The diagnosis of early toxicosis of pregnant women is established taking into account complaints, objective data, and the results of additional studies. Carrying out an examination on a chair and ultrasound allows you to verify the presence of a fetal egg in the uterus, determine the gestational age, and track the development of the fetus.

In pregnant women with signs of toxicosis, a study is performed clinical analysis blood, biochemical parameters (total protein and fractions, fibrinogen, liver enzymes, electrolytes, CBS), urinalysis. Measurement of daily diuresis, pulse control, ECG and blood pressure, counting the frequency of vomiting are shown.

Treatment of early toxicosis of pregnant women

A mild form of toxicosis of pregnant women does not require hospitalization; with moderate and excessive vomiting, treatment in a hospital is necessary. In mild cases, a pregnant woman is recommended to observe psychological and physical rest, take sedatives (valerian, motherwort), vitamins, antiemetics (cerucal). The nutrition of a pregnant woman with toxicosis should be fractional, easily digestible, in small portions. With increased salivation, it is useful to rinse the mouth with herbal solutions with tanning properties (infusions of chamomile, mint, sage).

With moderate toxicosis of pregnant women in the hospital, infusion therapy is carried out - parenteral administration of saline solutions, glucose, protein preparations, hepatoprotectors, vitamins. In order to stop vomiting, neuroleptic drugs (chlorpromazine, droperidol) are prescribed according to indications. A good effect is observed from physiotherapeutic procedures (electrosleep, endonasal electrophoresis, galvanization, herbal medicine, aromatherapy), acupuncture.

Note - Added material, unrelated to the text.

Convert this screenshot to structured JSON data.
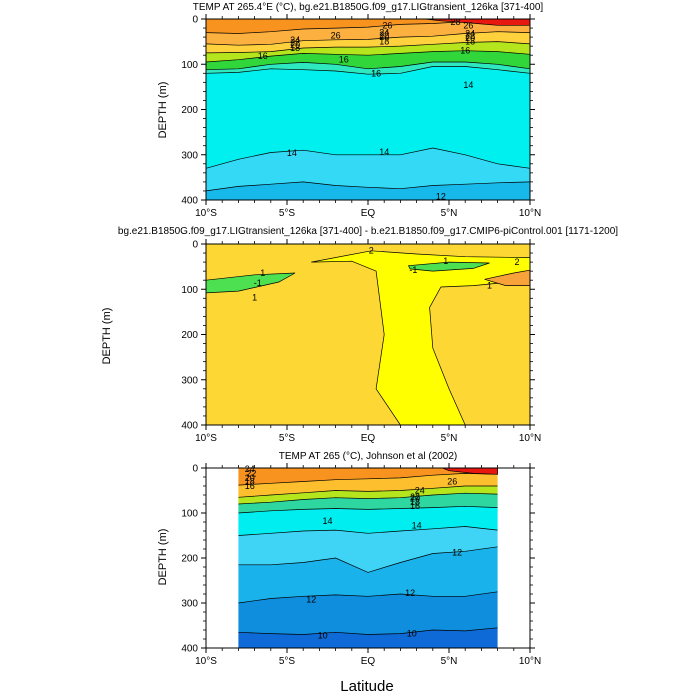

Treatment of severe toxicosis of pregnant women is carried out in intensive care units under the control of laboratory and hemodynamic parameters. Therapy includes the infusion of solutions in a volume of up to 3 liters, the introduction of neuroleptics, hepatoprotectors, antiemetics, and nutritional enemas. A severe degree of toxicosis of pregnant women is a danger to the woman and the fetus. With untimely or ineffective treatment, coma may occur) and obstetric pathology (cystic drift, hepatosis).

The prevention of toxicosis is facilitated by the responsible preparation of a woman for pregnancy, including timely therapy. chronic pathology, maintaining a healthy lifestyle, refusing abortion, etc.